A new open-source coding AI called Ornith-1.0 has landed with a huge promise: instead of just trying to solve programming tasks, it also teaches itself how to tackle them. In plain English, it’s like a student who not only does the homework but invents its own study guide too. The creators say this trick helps even the smaller version punch way above its weight, with the tiny 9B model reportedly keeping up with much bigger rivals and the giant flagship model beating or matching some of the biggest names in coding tests.
But the real action is in the reactions. One commenter was stunned that the 9B model could allegedly deliver something close to a much larger Qwen model, calling that claim “bonkers.” That set the mood fast: half the crowd is impressed, half is squinting at the scoreboard like they’re checking for hidden fine print. Another commenter brought the vibe crashing back to earth by testing the model on security bug hunting and reporting that it did poorly with limited tools. Give it a full shell and Python, though, and it found twice as much—still not great, but enough for a grudging, “okay, maybe it actually is building tools for itself.”
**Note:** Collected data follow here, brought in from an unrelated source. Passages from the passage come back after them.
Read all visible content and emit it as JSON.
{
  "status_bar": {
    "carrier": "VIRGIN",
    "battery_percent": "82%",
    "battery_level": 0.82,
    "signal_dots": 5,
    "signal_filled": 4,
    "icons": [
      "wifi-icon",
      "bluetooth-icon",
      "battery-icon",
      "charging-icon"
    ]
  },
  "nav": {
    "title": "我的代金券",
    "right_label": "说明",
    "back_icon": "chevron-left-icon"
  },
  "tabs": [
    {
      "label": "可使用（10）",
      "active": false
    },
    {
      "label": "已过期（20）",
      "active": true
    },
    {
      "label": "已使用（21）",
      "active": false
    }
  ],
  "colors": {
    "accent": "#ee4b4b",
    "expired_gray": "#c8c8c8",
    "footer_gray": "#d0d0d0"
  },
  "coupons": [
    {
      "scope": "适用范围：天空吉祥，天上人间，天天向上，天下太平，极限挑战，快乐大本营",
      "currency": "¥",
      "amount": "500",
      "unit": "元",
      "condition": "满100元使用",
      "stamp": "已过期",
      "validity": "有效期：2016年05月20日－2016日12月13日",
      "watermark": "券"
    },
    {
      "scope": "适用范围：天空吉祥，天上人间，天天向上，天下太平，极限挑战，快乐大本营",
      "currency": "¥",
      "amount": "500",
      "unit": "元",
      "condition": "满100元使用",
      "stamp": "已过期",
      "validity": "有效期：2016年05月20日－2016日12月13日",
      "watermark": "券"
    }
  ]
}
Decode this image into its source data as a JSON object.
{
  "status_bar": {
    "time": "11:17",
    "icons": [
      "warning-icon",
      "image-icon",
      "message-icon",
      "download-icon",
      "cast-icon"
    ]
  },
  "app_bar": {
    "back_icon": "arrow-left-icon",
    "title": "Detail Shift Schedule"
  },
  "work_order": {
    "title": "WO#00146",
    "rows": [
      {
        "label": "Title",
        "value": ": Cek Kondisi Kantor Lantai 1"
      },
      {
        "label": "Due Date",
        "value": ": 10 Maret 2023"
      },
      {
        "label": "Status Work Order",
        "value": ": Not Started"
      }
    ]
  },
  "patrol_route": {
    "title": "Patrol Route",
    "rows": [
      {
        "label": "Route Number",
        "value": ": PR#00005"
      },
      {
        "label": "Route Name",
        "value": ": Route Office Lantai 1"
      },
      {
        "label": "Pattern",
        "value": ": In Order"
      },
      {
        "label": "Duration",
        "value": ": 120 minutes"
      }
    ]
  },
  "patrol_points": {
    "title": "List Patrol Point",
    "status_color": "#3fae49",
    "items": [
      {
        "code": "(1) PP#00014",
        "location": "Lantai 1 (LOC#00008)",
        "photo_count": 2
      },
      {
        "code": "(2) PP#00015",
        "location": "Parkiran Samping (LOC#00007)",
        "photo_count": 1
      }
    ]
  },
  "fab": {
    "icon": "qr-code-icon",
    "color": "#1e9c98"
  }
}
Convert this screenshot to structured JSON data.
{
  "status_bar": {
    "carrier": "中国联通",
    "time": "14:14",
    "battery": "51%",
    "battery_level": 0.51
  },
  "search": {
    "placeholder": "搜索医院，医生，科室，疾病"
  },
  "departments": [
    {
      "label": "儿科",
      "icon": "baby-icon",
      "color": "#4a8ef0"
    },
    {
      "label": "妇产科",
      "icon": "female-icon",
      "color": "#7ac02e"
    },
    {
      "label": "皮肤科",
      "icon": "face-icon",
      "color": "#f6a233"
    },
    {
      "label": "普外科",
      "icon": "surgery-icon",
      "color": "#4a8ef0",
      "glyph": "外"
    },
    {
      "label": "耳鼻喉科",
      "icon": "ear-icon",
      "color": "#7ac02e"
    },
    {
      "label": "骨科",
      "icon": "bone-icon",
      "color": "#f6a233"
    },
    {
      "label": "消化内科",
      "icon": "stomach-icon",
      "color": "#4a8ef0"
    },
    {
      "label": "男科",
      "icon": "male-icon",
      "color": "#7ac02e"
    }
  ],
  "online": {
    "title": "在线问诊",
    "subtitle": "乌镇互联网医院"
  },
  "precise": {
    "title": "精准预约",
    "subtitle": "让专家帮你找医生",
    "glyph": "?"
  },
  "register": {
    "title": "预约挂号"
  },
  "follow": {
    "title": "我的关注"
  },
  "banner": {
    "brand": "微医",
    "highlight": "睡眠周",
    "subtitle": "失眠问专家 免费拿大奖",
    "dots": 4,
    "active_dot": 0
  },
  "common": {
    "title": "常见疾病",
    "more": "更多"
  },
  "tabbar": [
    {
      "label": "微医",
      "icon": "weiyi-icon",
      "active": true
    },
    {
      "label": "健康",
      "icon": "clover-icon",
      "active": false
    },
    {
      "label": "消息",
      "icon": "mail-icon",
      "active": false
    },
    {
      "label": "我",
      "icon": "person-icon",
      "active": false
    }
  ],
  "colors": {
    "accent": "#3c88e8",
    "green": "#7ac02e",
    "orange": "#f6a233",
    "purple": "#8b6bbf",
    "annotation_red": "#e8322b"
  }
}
And then came the skeptic energy: is this a breakthrough, or just prompt engineering in a fancy new outfit? One user basically asked whether Ornith is just a model that has been trained to always write and run code first. That sparked the classic tech-forum drama: genius new method or old trick with better branding? No big meme storm yet, but the tone is deliciously familiar—equal parts awe, nitpicking, and “someone please reproduce this before we crown it king.”
Key Points
- •Ornith-1.0 is an open-source family of agentic coding models built on pretrained Gemma 4 and Qwen 3.5, with variants from 9B Dense to 397B MoE.
- •The article’s main technical claim is a self-improving training framework that jointly learns task scaffolds and solution rollouts during reinforcement learning.
- •Ornith-1.0-397B is reported to score 77.5 on Terminal-Bench 2.1 and 82.4 on SWE-Bench Verified, outperforming or matching several leading models cited in the article.
- •Ornith-1.0-35B is reported to outperform similarly sized models and to beat Qwen 3.5-397B on Terminal-Bench 2.1 with 64.4 versus 53.5.
- •The article says self-generated scaffolds create a reward-hacking risk, such as satisfying a verifier by reading visible tests or hardcoding expected artifacts.